信仰をもっていると自負する人は、自分が正しいと思い込んでしまうとなかなか客観的にものを見ることができず、とかく独善的になりがちな傾向があります。イエスはその危険性も十分に認識しています。信仰には他者の弱さ、苦しみや痛みにも共感し、それに奉仕するという愛の純粋性と普遍性が伴わなければ決して本物とは言えません。
また、信仰は極めて内面的な行為で、外からはうかがい知ることができないように思われますが、その人が信仰をもっているかどうかはその人がどのように行動しているかによって自ずから明らかになっています(ヤコブ2・18参照)。
それは「仕える」ということです。何らかの見返りを期待して行うということではなく、他者本位に他者の善に対して奉仕する、何の見返りがなくても無償で仕えるということは、神への信仰がなくては行うことができません。
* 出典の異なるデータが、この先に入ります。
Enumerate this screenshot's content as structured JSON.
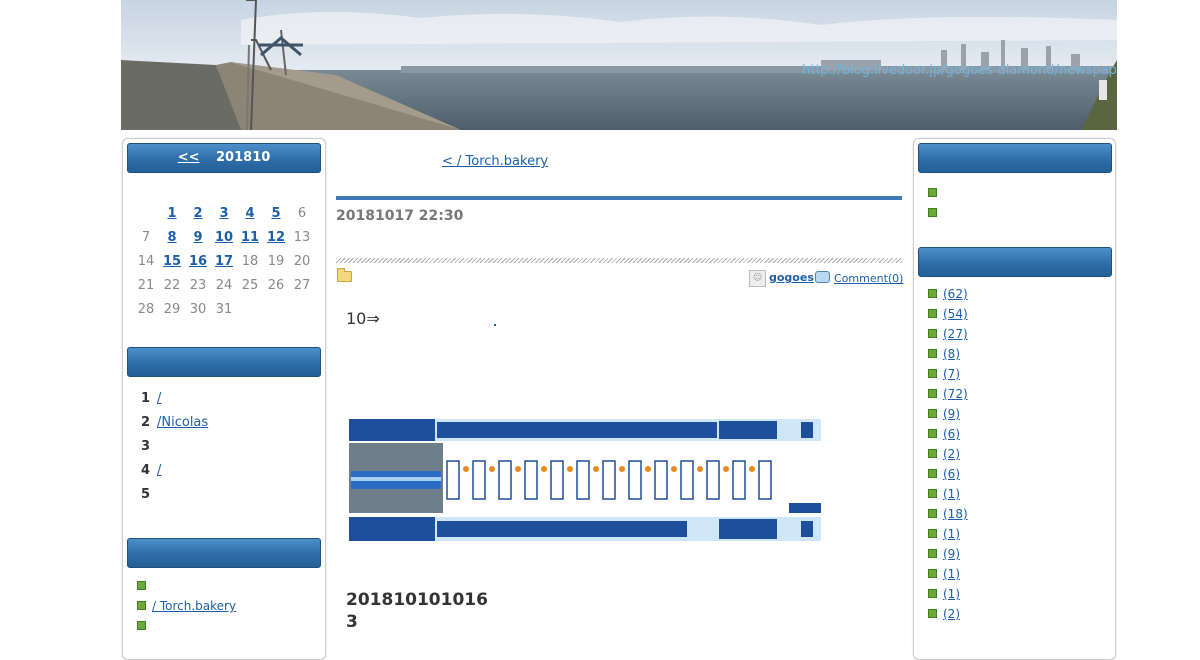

神は私たちがどんな人間であっても全面的に私たちを赦してくれます。神はイエスが弟子たちの足を洗って示したように僕(しもべ)のように私たちに仕えています。
神が神の子イエスを通して私たちにくださった赦しと奉仕をつなぐものは信仰です。なぜ私たちは赦さなければならないのか。なぜ私たちは仕えなければならないのか。その唯一の理由は神が私たちにくださった全面的な赦しと全き奉仕(神の子の十字架上の奉献)にあります。神は私たちの全ての罪を赦してくださると信じることができるとき、私たちの神に対する債務を返すことができる方法は、他者の罪を赦すこと、そして兄弟に仕えること以外にありません。
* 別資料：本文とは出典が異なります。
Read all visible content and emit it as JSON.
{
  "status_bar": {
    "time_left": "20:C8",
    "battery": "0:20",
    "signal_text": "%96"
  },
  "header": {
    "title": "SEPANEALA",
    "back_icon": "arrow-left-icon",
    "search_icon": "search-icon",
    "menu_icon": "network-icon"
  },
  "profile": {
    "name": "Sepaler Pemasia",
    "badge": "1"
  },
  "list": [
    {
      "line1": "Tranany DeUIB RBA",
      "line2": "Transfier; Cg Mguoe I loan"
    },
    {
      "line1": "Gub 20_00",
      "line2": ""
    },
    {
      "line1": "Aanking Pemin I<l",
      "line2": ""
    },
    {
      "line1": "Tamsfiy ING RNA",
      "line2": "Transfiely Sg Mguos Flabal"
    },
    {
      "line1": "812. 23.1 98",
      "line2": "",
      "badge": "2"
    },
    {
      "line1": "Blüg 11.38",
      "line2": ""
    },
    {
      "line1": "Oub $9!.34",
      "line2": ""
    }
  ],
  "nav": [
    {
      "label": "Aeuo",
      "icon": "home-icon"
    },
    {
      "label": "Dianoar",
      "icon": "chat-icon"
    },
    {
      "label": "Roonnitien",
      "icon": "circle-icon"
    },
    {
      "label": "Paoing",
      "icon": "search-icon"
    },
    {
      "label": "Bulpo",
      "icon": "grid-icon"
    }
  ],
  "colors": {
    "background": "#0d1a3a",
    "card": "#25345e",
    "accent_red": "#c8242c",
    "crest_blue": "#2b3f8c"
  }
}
信仰がない人は人を赦すことができません。信仰がない人は人に仕えることができません。その逆もまた真です。真に他者の罪を赦すことができる人、心から相手に仕えることができる人には信仰があります。
ルカはつまずきが避けられない共同体の生活の中にあって愛の共同体を作るためには、赦しと信仰と奉仕が不可欠であるということをこれらの規範を通して示したかったのではないでしょうか。
そしてそれは、「赦す」という唯一の権限をもつおん父の力と、「信じる」という究極の意志をもつおん子の従順と、「仕える」という無償の愛のたまものである聖霊の働きによる三位一体的な営みによって活かされている共同体のすがたなのではないでしょうか。それは愛の共同体における父と子と聖霊の働きに私たちが与ることにほかならないのです。